It’s widely known that some Neanderthals buried their dead, inspiring some anthropologists to deduce that Neanderthals were religious. Perhaps we should find out what it means to be religious before declaring the cousins that Homo sapiens drove to extinction to be religious.
The question of whether Neanderthals practiced some form of religion turns on two implicit questions. First, did the Neanderthal brain have the same or nearly the same symbolic capability that modern humans have?
Second, is the religious impulse an expression of symbolic activity (beliefs, rituals, ancestor worship, etc.) or the drive to transcend symbolic activity?
Homo neanderthalensis was a successful species of early humans that survived for much longer (between 400,000 to 40,000 years ago) than Homo sap can expect to on our present course.
They were displaced and driven to extinction by newly arrived Homo sapiens, who suddenly evolved greater cognitive capabilities about 100,000 years ago in East Africa. These expanded cognitive and language capabilities generated much more sophisticated technologies and cultures, to the benefit and the bane of the present world.
For many years, Neanderthals were seen as dumb, brutish cave people. But recent discoveries such as a Neanderthal Lego set—an elaborate construction of burned stalagmites deep in a French cave dating to nearly 200,000 years—shattered that image.
A Neanderthal expert, Marie Soressi, at Leiden University in the Netherlands, said, “I think we have by now many different lines of evidence to show that Neanderthals, and even Neanderthals 200,000 years ago, had cognitive abilities not so different from our direct ancestors.”
Perhaps, but it depends what she means by ‘direct ancestors.’ The proto-humans who preceded modern humans—or people like the Cro Magnons?
It seems the pendulum has swung too far the other way, so that we now project human capabilities onto early humans that modern humans extinguished.
Homo sapiens has been characterized by extreme cunning and violence. 50,000 years ago, there were other human species besides the Neanderthals, including vestiges of much older human lineages from Homo erectus times. In an evolutionary blink of an eye, modern humans, Homo sapiens, wiped out all other species of humans.
Then we turned on each other. In recent centuries, aggressive, dominant groups decimated less technological peoples and cultures in the Americas and Africa.
Now man has started the Sixth Extinction, which will wipe out more than half the animals on earth by the end of the century if enough individuals don’t radically change to enable humankind to change course. Rather than do so however, the same colonialist mentality has made colonizing Mars all the rage.
Therefore anthropologists need to know themselves, which is to say their own species, and find out what it actually means to be religious, before projecting human traits and making claims about the religiosity of the cousins modern humans eliminated.
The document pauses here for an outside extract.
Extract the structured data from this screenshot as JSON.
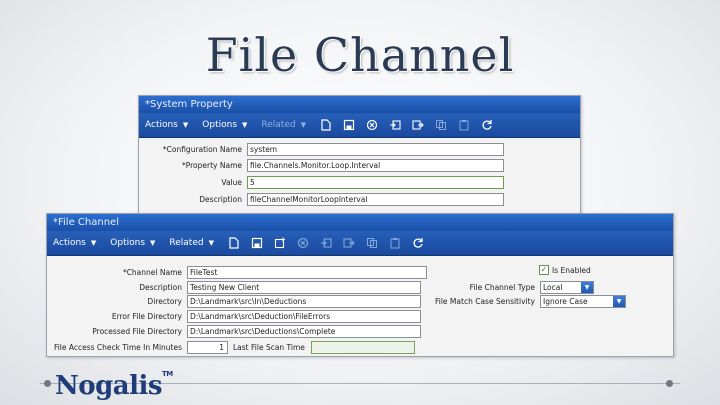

Examples of purported Neanderthal religiosity include the grave of a toddler, surrounded by hearths and marked by 30 horns of animals such as bison and red deer around the burial place, as well as a rhinoceros skull nearby.
“Informed speculation suggesting that these data point to a community funeral ritual,” says Barbara J. King, an anthropology professor emerita at the College of William and Mary. “Religion,” she avers, “is best understood across cultures and time periods as practice rather than only belief.”
Such evidence does point beyond natural explanations for the placement of the bones and stones, and toward community funeral rituals on the part of Neanderthals. But King rather jumps the shark when she asks, “Did Neanderthals engage in some way with supernatural or the sacred?”
What does she mean by “engage in some way with the supernatural or the sacred?” Tellingly, she intimates: “Even for those of us who aren’t religious, this is a time of the year packed with meaning-making through social gatherings and rituals.”
Is that what makes people, including pre-humans, religious? Does religiosity simply refer to “ritual practices steeped in connecting to the sacred world,” whatever that means? Is being religious solely about ‘meaning making,’ and any notion of meaning beyond what the human (or Neanderthal) mind makes is illusory?
To be religious is not a function of symbolic activity but of transcending symbolic activity. If our Neanderthal cousins engaged in rituals imbued with symbolic meaning, it merely confirms how humans have not essentially changed at all.
As another Neanderthal expert, John Hawks, at the University of Wisconsin, has said, “Religion, as many people recognize it, is built from highly detailed symbolic narratives…there is really very little in most religious traditions that is different from what Neanderthals did.”
Homo sapiens is passed due to understand what being religious, which has little or nothing to do with religions, actually means. Our survival as a species now depends on it.
When the movement of symbol, memory, knowledge and time ends, then the human mind/brain is religious.